Among the most internationally recognized labels is the winery Domaine Sigalas, founded by Paris Sigalas, a mathematician who decided to dedicate himself to viticulture in the 1980s. His production has significantly contributed to bringing Assyrtiko to the attention of international markets. Another reference winery is Estate Argyros, active since 1903, which also produces Vinsanto, the dessert wine of Santorini made from Assyrtiko, Aidani, and Athiri grapes left to dry in the sun for at least two weeks before vinification.
The wineries carved into volcanic rock
One of the most tangible experiences that the Santorini Wine Trails offer is the visit to the underground wineries, carved directly into the volcanic rock. These structures, called canava in Greek, maintain a naturally constant temperature throughout the year, around 15-18 degrees, ideal for the preservation and fermentation of wine. Upon entering one of these wineries, the visitor immediately perceives the change in temperature and the characteristic scent of damp stone and wood.
Some of these wineries are located in the area of Megalochori and Pyrgos, but there are also visitable structures in the Oia area. During organized tours, there is the opportunity to observe the terracotta amphorae still in use in some traditional productions, alongside more modern stainless steel barrels. The contrast between ancient and contemporary is physically visible, not just told.
The tasting with a view of the caldera
Many wineries and wine bars in Oia organize tasting sessions with a direct view of the caldera, the large volcanic depression that forms the characteristic semicircle of the island. Sitting on terraces overlooking the sea, at an altitude of about 250 meters, three or four wines are typically tasted in sequence: it usually starts with a young dry Assyrtiko, moves on to more structured or barrel-aged versions, and ends with Vinsanto, sweet and amber, with notes of dried fig, apricot, and caramel.
The average price for a guided tasting in a winery ranges between 20 and 45 euros per person, depending on the number of wines included and the presence of food pairings with local products such as Santorini fava (a puree of native legumes with protected designation) or the Santorini cherry tomato, small and concentrated due to the scarcity of water.
Practical tips for visiting the Wine Trails
The best time to follow the wine routes is in the morning or late afternoon, avoiding the central hours of the day in summer when temperatures exceed 30 degrees and walking paths through the vineyards become tiring.
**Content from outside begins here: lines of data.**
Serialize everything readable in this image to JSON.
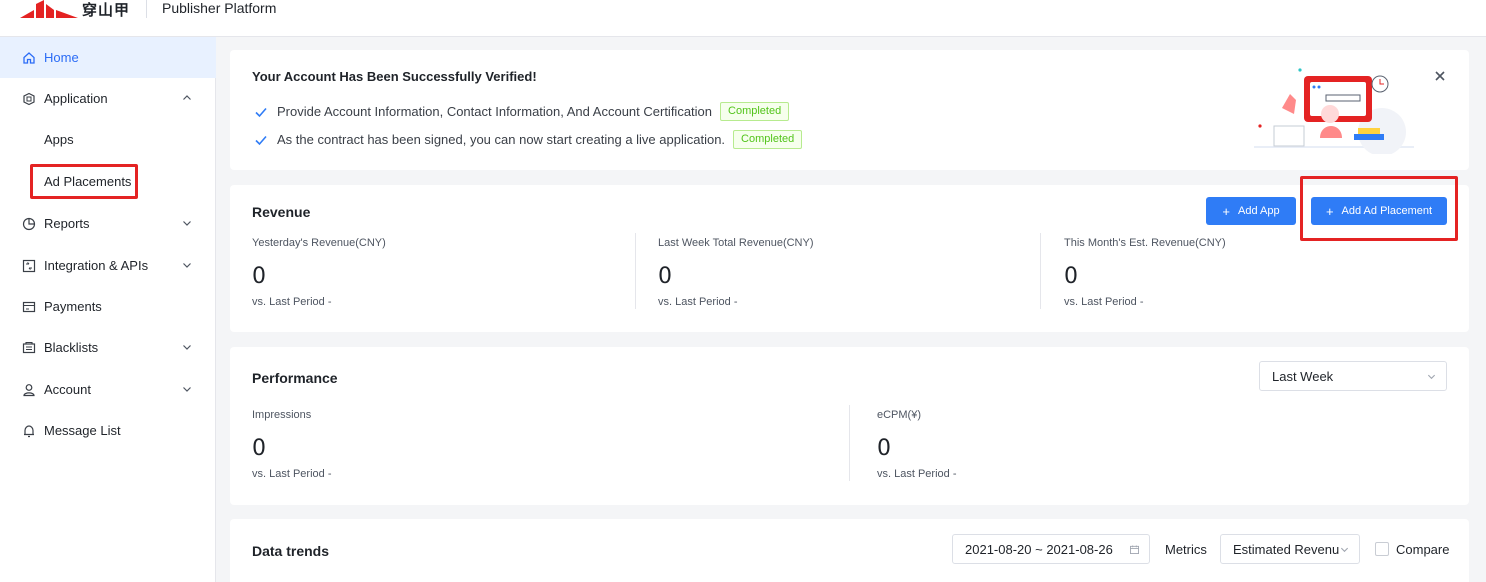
{
  "header": {
    "logo_text": "穿山甲",
    "platform_title": "Publisher Platform"
  },
  "sidebar": {
    "items": [
      {
        "label": "Home",
        "icon": "home-icon",
        "active": true
      },
      {
        "label": "Application",
        "icon": "application-icon",
        "expanded": true
      },
      {
        "label": "Apps",
        "sub": true
      },
      {
        "label": "Ad Placements",
        "sub": true
      },
      {
        "label": "Reports",
        "icon": "reports-icon"
      },
      {
        "label": "Integration & APIs",
        "icon": "integration-icon"
      },
      {
        "label": "Payments",
        "icon": "payments-icon"
      },
      {
        "label": "Blacklists",
        "icon": "blacklists-icon"
      },
      {
        "label": "Account",
        "icon": "account-icon"
      },
      {
        "label": "Message List",
        "icon": "bell-icon"
      }
    ]
  },
  "verification": {
    "title": "Your Account Has Been Successfully Verified!",
    "steps": [
      {
        "text": "Provide Account Information, Contact Information, And Account Certification",
        "status": "Completed"
      },
      {
        "text": "As the contract has been signed, you can now start creating a live application.",
        "status": "Completed"
      }
    ]
  },
  "revenue": {
    "title": "Revenue",
    "add_app_label": "Add App",
    "add_placement_label": "Add Ad Placement",
    "metrics": [
      {
        "label": "Yesterday's Revenue(CNY)",
        "value": "0",
        "sub": "vs. Last Period  -"
      },
      {
        "label": "Last Week Total Revenue(CNY)",
        "value": "0",
        "sub": "vs. Last Period  -"
      },
      {
        "label": "This Month's Est. Revenue(CNY)",
        "value": "0",
        "sub": "vs. Last Period  -"
      }
    ]
  },
  "performance": {
    "title": "Performance",
    "period": "Last Week",
    "metrics": [
      {
        "label": "Impressions",
        "value": "0",
        "sub": "vs. Last Period  -"
      },
      {
        "label": "eCPM(¥)",
        "value": "0",
        "sub": "vs. Last Period  -"
      }
    ]
  },
  "trends": {
    "title": "Data trends",
    "date_range": "2021-08-20 ~ 2021-08-26",
    "metrics_label": "Metrics",
    "metric_selected": "Estimated Revenu",
    "compare_label": "Compare"
  },
  "colors": {
    "primary": "#2f7cf6",
    "highlight_box": "#e42323",
    "completed_tag": "#52c41a"
  }
}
The recommended season is from May to October, with September being particularly interesting because it coincides with the grape harvest: during that period, some wineries offer the opportunity to actively participate in the grape picking.
To reach the vineyards from Oia, the most practical solution is to rent a car or a scooter, as public transport on the island mainly connects the inhabited centers and not the rural areas. Booking tastings in advance, especially in July and August, is strongly recommended: the most well-known wineries sell out available spots weeks in advance. Finally, those who drive should keep in mind that the internal roads of the island are narrow and winding: it is better to avoid booking abundant tastings if you are driving.